I.
“Faz muito calor durante o dia. Sobre a tarde cigarras destarracham. De noite ninguém consegue parar. Chuva que anda por vir está se arrumando no bojo das nuvens. Passarinho já compreendeu, está quieto no galho. Os bichos de luz assanharam. Mariposas cobrem as lâmpadas. Entram na roupa. Batem tontas nos móveis. Suor escorre no rosto. Todos sentem um pouco na pele os prelúdios da chuva. Um homem foi recolher a carne estendida no tempo, — e na volta falou — Do lado da Bolívia tem barrado preto.
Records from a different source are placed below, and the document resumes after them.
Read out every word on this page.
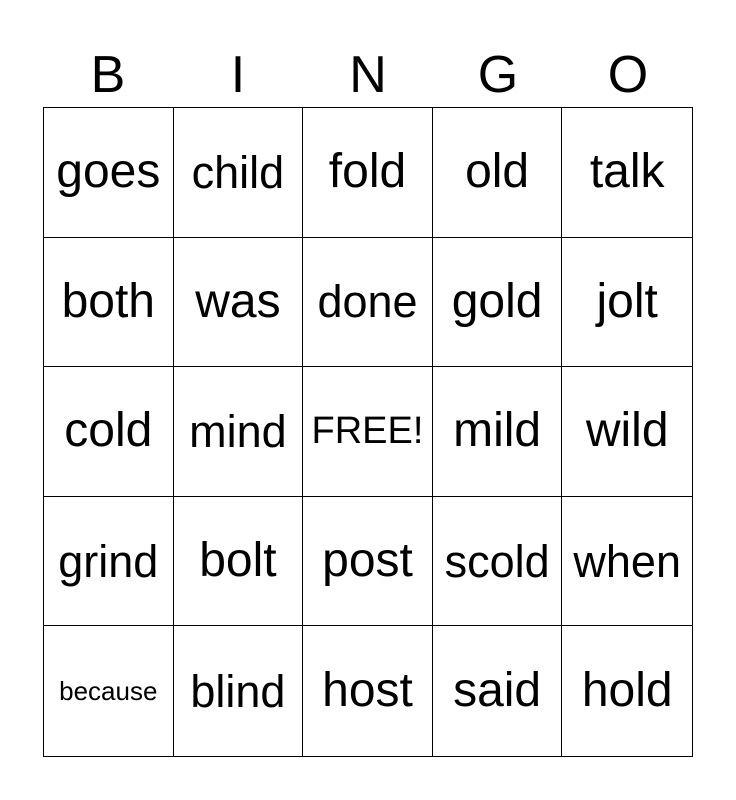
B	I	N	G	O
goes child fold	old	talk
both was done gold	jolt
cold mind FREE! mild wild
grind bolt post scold when
because blind host said hold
Hoje ele chove!
(Livro de Pré-coisas, p.30).
II.
Agora se me permite
minha vez de perguntar:
como senhora, comadre,
pode manter o seu lar?
— Vou explicar rapidamente,
logo compreenderá:
como aqui a morte é tanta,
vivo de a morte ajudar.
— E ainda se me permite
que volte a perguntar:
é aqui uma profissão
trabalho tão singular?
— É, sim, uma profissão,
e a melhor de quantas há:
sou de toda a região
rezadora titular.
— E ainda se me permite
mais outra vez indagar:
é boa essa profissão
em que a comadre ora está?
— De um raio de muitas léguas
vem gente aqui me chamar
a verdade é que não pude
queixar-me ainda de azar”.
(Morte e Vida Severina, p.38)
III.
“— Boiada boa!... — proclama o Major, zarpando.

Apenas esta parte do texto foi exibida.